Neil Simon, Legendary American Playwright Behind The Odd Couple, Has Died

Simon is also the author of ”Brighton Beach Memoirs” and ”Sweet Charity”.

| New York City |

August 26, 2018

Prolific playwright Neil Simon has died at the age of xx.
Prolific playwright Neil Simon has died at the age of 91.
(© David Gordon)

Neil Simon, one of America's foremost playwrights, has died at the age of 91. His wife, Elaine Joyce Simon, was at his bedside along with his daughters, Ellen Simon and Nancy Simon.

Born Marvin Neil Simon in the Bronx on July 4, 1927, the playwright grew up in Washington Heights. His father, Irving Simon, was a garment salesman, while his mother, Mamie Simon, was a homemaker. He graduated from DeWitt Clinton High School at 16 and quickly signed up for the Army Air Force Reserve. He was assigned to the Lowry Air Force Base in 1945 and attended the University of Denver for a yearlong period shortly thereafter.

With his brother, Danny, Simon took a job writing radio scripts for the series The Robert Q. Lewis Show. This led to their hiring at The Phil Silvers Show and Sid Caesar's Your Show of Shows, where he worked alongside the likes of Carl Reiner, Mel Brooks, and Woody Allen, among others. Simon received Emmys for both of those writing jobs and told of his experiences in his 1993 play Laughter on the 23rd Floor.

Simon transitioned into playwriting in the 1960s. His first Broadway play, Come Blow Your Horn, played 678 performances at the Brooks Atkinson Theatre in 1961. He followed that up with Barefoot in the Park in 1963 and the Tony Award-winning The Odd Couple in 1965, which later became a popular film and television series. He won a Tony Award for that comedy and cemented his reputation as one of Broadway's important young playwrights.

All told, he collected three Tony Awards for his plays, receiving the two others for 1985's Biloxi Blues and 1991's Lost in Yonkers, for which he also received the Pulitzer Prize. His many other plays include Brighton Beach Memoirs, Broadway Bound, and The Sunshine Boys. During his career, it was not unusual for Simon to have two Broadway shows running concurrently, sometimes three, and once, in 1966, he had four (Barefoot in the Park, The Odd Couple, Sweet Charity, and The Star-Spangled Girl).
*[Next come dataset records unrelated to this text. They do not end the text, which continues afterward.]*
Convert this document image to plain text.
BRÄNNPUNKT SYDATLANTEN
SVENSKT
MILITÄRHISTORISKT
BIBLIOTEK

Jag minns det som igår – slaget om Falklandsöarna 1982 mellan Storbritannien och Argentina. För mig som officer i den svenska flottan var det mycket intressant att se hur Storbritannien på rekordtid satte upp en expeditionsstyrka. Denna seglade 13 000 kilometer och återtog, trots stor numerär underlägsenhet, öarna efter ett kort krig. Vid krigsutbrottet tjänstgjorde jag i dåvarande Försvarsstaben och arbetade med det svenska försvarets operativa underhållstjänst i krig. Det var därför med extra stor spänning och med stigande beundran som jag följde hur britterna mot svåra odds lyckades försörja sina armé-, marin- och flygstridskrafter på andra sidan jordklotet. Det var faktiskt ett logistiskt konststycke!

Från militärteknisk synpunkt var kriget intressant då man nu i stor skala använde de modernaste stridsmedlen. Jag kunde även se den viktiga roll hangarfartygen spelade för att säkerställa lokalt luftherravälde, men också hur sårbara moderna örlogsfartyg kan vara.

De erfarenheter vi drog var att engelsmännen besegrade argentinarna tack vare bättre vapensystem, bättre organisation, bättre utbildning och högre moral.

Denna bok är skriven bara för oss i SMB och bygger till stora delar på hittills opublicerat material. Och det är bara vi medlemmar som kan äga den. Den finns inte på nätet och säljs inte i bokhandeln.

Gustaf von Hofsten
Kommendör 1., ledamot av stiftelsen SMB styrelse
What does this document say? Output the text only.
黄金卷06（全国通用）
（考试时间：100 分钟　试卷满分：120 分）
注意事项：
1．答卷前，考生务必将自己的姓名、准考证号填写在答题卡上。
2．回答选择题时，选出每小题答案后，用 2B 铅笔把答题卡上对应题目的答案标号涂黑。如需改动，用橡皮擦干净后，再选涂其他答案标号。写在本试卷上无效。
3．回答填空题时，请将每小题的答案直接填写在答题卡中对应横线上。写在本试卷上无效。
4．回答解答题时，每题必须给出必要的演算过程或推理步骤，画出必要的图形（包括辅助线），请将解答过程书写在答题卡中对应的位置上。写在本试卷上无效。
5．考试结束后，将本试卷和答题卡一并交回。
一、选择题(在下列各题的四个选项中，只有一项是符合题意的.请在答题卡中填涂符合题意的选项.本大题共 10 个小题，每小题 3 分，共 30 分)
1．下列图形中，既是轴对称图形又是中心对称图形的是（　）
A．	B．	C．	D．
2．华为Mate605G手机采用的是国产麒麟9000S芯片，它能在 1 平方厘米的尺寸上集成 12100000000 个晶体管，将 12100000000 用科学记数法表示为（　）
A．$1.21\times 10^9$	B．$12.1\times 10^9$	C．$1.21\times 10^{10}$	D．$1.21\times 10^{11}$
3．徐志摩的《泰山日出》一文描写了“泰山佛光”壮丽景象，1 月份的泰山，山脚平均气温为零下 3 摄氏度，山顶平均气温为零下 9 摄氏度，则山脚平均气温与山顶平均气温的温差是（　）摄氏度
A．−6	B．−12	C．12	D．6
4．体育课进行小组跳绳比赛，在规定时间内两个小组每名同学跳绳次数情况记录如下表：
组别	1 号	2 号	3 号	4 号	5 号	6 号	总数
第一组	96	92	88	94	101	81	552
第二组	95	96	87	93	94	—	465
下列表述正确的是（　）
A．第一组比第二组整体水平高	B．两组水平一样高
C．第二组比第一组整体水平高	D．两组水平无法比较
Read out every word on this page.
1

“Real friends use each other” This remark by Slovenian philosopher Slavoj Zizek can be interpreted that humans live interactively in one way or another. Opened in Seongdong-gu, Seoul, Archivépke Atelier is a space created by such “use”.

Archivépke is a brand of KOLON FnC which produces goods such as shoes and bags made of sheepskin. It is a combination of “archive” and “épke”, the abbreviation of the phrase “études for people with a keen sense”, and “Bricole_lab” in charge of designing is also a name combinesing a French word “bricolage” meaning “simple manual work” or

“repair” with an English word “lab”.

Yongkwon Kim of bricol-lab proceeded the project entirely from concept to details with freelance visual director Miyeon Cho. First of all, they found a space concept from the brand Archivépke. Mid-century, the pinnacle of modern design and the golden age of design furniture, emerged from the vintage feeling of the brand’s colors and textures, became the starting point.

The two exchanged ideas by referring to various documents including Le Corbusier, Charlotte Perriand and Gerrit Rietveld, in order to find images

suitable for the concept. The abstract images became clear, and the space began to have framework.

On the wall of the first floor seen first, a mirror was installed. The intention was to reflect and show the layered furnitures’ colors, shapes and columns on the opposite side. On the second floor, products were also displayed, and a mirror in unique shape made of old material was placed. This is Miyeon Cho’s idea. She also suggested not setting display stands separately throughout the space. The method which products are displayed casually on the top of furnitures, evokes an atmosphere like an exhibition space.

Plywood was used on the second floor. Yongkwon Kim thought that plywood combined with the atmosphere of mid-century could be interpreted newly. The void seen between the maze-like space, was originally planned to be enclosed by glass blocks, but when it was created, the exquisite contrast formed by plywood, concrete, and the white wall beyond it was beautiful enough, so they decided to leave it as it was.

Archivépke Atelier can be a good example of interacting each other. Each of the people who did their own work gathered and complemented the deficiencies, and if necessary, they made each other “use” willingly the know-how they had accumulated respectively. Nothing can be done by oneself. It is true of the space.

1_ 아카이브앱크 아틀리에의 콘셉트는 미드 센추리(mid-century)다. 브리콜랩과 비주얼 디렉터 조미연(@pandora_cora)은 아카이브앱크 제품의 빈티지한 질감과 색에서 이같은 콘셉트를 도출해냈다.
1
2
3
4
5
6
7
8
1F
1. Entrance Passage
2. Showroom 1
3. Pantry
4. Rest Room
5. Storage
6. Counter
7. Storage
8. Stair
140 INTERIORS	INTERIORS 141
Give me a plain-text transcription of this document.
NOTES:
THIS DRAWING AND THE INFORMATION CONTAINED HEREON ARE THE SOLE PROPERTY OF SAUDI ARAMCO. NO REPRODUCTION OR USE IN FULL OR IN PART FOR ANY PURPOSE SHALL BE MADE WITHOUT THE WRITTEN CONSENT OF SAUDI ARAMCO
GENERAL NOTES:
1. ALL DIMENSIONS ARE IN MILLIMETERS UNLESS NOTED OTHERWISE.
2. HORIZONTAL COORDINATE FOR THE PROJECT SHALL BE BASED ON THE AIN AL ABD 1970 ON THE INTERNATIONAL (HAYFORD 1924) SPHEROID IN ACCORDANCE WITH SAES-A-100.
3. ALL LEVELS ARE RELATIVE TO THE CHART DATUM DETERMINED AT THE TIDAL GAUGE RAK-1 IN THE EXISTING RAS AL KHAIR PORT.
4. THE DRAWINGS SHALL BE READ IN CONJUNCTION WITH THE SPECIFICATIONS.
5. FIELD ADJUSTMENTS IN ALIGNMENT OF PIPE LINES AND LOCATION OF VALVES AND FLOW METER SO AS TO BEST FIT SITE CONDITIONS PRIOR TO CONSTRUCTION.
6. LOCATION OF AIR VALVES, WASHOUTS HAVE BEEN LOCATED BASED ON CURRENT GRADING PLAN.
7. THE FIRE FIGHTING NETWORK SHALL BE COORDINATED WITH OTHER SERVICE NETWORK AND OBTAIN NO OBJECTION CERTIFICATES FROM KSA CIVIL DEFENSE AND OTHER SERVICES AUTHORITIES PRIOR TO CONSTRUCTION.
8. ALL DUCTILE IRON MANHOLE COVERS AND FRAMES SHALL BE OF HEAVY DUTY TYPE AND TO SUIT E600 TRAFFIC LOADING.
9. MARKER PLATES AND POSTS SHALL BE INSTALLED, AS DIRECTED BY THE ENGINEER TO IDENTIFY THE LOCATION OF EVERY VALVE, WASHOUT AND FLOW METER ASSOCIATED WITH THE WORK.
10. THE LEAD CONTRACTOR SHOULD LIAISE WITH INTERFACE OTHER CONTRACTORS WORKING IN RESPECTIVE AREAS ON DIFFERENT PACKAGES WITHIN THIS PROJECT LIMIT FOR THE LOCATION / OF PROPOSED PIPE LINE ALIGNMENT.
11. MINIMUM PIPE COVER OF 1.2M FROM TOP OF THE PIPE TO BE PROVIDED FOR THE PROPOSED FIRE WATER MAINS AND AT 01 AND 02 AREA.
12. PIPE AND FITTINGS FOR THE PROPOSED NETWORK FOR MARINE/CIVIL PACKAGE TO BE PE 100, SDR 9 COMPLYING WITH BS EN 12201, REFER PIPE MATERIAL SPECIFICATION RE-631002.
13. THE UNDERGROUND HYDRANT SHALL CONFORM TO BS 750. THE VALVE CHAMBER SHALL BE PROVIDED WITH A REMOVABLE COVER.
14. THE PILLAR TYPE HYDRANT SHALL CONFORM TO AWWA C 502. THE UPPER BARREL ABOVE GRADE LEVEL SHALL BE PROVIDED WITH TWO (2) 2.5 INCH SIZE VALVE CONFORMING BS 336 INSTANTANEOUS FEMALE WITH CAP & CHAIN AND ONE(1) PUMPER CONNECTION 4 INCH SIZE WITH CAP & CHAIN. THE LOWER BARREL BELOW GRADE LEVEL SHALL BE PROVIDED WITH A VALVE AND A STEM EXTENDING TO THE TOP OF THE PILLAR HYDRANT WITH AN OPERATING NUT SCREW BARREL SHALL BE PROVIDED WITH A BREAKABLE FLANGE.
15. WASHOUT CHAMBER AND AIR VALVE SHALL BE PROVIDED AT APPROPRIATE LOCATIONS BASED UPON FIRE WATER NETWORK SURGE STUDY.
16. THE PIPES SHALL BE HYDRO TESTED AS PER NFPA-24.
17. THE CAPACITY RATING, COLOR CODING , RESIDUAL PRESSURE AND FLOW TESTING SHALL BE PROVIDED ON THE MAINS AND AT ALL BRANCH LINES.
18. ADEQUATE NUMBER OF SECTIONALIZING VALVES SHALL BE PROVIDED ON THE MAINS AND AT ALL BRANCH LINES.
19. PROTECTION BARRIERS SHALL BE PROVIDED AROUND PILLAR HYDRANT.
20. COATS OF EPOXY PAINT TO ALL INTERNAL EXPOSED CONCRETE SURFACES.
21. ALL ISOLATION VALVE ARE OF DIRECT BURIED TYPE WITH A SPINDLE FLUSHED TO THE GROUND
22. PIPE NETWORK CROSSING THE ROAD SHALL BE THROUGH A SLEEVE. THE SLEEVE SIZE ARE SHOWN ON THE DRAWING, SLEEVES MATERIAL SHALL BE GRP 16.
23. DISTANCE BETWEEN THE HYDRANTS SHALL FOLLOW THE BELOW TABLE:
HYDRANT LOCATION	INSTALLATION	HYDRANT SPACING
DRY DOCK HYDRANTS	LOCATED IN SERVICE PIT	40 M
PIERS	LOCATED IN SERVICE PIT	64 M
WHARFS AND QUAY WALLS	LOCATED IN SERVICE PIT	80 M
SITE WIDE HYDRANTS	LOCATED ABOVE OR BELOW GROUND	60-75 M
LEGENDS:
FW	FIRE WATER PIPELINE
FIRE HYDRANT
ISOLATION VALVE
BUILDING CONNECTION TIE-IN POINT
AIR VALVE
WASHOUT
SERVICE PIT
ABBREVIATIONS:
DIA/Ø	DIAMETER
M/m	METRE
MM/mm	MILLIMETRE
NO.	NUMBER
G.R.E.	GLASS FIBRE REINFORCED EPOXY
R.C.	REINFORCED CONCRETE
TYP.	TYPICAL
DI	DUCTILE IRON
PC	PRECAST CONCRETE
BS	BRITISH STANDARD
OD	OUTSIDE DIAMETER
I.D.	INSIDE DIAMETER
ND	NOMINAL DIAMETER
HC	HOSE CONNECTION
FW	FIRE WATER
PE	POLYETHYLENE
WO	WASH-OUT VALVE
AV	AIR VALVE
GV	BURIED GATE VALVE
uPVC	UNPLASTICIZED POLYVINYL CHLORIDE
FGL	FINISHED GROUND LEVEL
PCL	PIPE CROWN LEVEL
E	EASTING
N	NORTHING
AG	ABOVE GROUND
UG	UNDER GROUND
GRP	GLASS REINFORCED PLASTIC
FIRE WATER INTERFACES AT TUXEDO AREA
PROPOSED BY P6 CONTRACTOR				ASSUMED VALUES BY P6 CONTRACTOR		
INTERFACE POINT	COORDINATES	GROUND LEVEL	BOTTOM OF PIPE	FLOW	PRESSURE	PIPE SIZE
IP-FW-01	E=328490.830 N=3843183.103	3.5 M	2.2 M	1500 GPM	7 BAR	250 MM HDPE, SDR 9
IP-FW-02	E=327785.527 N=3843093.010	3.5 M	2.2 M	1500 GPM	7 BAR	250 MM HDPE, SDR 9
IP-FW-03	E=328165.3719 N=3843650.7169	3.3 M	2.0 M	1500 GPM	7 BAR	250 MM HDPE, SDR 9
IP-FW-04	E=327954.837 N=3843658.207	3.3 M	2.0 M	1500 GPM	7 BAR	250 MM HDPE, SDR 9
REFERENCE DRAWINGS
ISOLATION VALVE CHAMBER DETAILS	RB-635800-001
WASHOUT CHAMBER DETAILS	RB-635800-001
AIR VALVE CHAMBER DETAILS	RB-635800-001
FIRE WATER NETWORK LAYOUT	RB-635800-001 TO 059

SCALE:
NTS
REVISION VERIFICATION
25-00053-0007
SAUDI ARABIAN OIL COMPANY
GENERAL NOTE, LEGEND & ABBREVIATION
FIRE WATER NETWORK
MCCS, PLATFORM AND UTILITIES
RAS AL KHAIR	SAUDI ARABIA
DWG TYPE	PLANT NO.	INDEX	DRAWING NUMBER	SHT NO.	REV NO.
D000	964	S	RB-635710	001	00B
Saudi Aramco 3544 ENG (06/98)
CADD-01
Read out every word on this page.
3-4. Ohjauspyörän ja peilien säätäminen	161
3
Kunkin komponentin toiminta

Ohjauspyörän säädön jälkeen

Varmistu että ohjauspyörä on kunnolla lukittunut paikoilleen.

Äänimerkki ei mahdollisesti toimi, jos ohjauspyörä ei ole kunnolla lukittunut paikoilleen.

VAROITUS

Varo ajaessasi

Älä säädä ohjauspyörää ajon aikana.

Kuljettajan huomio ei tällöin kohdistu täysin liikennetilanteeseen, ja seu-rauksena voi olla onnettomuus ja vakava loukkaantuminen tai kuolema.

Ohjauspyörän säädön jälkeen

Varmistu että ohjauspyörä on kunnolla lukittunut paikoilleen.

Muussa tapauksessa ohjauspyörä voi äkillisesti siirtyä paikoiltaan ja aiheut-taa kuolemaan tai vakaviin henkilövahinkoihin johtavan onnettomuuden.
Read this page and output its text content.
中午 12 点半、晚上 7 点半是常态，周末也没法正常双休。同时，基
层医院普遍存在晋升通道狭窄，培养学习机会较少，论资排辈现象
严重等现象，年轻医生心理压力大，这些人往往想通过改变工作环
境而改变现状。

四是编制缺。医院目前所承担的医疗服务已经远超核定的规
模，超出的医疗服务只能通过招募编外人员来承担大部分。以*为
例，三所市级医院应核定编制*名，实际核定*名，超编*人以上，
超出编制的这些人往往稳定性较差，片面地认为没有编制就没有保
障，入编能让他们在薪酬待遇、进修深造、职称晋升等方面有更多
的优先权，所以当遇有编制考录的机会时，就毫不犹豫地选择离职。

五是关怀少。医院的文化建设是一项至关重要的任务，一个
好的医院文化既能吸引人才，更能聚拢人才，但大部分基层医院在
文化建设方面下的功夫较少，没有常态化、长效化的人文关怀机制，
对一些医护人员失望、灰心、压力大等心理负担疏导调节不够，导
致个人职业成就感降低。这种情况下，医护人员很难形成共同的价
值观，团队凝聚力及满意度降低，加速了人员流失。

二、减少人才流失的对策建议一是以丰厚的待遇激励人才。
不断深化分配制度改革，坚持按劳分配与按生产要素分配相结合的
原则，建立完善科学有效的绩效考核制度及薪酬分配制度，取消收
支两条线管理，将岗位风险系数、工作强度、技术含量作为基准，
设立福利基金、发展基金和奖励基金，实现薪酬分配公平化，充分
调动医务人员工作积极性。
Also an accomplished librettist for musical theater, Simon penned the books for the musicals Little Me, Sweet Charity, Promises, Promises, The Goodbye Girl, and They're Playing Our Song. Additionally, Simon worked as an uncredited script doctor on several musicals, most notably A Chorus Line.

Simon's last original play in New York was 2003's Rose's Dilemma. He was a Kennedy Center Honors recipient, as well as a winner of the Mark Twain Prize for American Humor.

In 1983, he became the only living playwright to have a Broadway theater named in his honor.